Big Eye Louis Nelson Day
Big Eye Louis Nelson Day
“Big Eye” Louis Nelson Delisle (28 January 1885 – 20 August 1949) was an early twentieth-century Dixieland jazz clarinetist in New Orleans, Louisiana. He also played string bass, banjo, and accordion professionally on occasion.
Nelson Delisle was born into a family who were Creoles of Color. He spent most of his life in New Orleans, Louisiana.
He studied clarinet with the elder Lorenzo Tio.
By the age of 15, Delisle was working professionally in the music venues of Storyville, an area of brothels and clubs. He developed an early style of hot playing in the earliest days of jazz, and was an important influence on such later New Orleans jazz clarinetists as Johnny Dodds and Jimmie Noone.
In his early career “Big Eye” often played a C clarinet, as opposed to the more common B♭; the C was also used by other New Orleans clarinetists of the era, such as Alcide Nunez.

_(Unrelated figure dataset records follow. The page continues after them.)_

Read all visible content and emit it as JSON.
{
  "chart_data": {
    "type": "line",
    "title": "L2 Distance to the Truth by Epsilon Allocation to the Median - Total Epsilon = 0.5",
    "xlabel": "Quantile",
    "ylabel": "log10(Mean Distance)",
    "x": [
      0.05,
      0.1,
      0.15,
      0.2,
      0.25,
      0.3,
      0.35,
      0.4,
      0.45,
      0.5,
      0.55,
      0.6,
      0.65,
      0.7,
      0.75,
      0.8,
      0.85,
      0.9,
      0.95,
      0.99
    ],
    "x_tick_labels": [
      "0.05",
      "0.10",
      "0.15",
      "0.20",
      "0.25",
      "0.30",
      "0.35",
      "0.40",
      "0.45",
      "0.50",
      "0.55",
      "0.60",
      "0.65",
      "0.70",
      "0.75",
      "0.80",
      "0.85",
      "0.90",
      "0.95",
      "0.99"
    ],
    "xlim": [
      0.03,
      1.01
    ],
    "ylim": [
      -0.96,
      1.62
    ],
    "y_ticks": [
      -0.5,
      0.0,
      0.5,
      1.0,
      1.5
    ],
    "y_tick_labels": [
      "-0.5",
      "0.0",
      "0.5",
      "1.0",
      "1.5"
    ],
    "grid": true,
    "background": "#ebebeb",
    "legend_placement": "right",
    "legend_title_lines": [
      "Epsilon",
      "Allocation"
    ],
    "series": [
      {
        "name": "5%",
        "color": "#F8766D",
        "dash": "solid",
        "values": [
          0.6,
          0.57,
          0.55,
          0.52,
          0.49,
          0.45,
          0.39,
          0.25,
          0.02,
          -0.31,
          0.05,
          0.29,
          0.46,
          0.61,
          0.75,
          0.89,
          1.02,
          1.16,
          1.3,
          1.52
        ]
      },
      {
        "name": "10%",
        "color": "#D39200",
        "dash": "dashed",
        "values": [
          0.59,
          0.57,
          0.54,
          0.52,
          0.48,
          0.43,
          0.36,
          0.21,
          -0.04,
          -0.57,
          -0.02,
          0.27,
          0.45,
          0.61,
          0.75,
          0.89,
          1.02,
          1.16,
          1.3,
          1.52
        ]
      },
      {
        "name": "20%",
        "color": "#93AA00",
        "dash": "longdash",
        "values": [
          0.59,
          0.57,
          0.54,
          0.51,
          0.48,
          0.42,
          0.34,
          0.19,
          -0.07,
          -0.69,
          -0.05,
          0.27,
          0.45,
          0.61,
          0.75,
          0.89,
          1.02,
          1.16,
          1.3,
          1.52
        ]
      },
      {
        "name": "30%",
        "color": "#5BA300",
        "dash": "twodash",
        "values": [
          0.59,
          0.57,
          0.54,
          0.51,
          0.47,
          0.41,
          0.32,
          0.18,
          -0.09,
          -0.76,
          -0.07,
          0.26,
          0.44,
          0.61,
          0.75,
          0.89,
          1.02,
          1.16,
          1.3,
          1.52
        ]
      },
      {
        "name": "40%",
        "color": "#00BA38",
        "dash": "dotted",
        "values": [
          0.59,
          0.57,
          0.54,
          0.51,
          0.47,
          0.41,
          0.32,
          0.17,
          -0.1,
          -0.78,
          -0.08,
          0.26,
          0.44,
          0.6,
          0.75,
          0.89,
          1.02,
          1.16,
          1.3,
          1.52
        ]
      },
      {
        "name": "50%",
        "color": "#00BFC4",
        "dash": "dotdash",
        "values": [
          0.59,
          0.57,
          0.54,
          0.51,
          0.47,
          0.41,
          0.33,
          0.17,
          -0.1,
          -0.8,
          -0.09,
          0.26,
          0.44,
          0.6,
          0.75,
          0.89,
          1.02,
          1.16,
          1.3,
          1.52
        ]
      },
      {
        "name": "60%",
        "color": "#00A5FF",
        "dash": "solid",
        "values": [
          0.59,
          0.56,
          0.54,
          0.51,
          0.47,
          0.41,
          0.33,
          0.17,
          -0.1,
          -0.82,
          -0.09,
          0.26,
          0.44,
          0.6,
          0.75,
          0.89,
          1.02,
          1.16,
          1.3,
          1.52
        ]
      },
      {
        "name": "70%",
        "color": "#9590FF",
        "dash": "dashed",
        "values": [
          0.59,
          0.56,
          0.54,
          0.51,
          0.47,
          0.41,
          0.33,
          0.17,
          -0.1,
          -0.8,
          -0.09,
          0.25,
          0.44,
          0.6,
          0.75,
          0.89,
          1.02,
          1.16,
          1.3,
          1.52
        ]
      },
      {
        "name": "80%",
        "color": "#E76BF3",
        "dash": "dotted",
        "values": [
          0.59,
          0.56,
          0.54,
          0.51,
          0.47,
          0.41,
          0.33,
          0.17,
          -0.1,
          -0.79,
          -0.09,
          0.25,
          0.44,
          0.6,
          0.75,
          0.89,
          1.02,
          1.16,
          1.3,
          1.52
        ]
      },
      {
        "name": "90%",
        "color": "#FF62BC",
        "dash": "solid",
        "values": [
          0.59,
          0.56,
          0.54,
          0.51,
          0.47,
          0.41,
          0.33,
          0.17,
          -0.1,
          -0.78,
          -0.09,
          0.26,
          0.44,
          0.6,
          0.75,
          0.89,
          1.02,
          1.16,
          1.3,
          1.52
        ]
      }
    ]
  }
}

In 1917, Delisle joined the reconstituted Original Creole Orchestra that included Freddie Keppard and Bill Johnson. The band had disbanded in Boston in the spring of that year but was reassembled in New York City in the fall of the same year. Big Eye replaced clarinetist George Baquet, who had toured with the group in vaudeville. After a short while, Big Eye was replaced by Jimmie Noone. Big Eye was the regular clarinetist with the Jones & Collins Astoria Hot Eight but did not play on their 1929 recording sessions.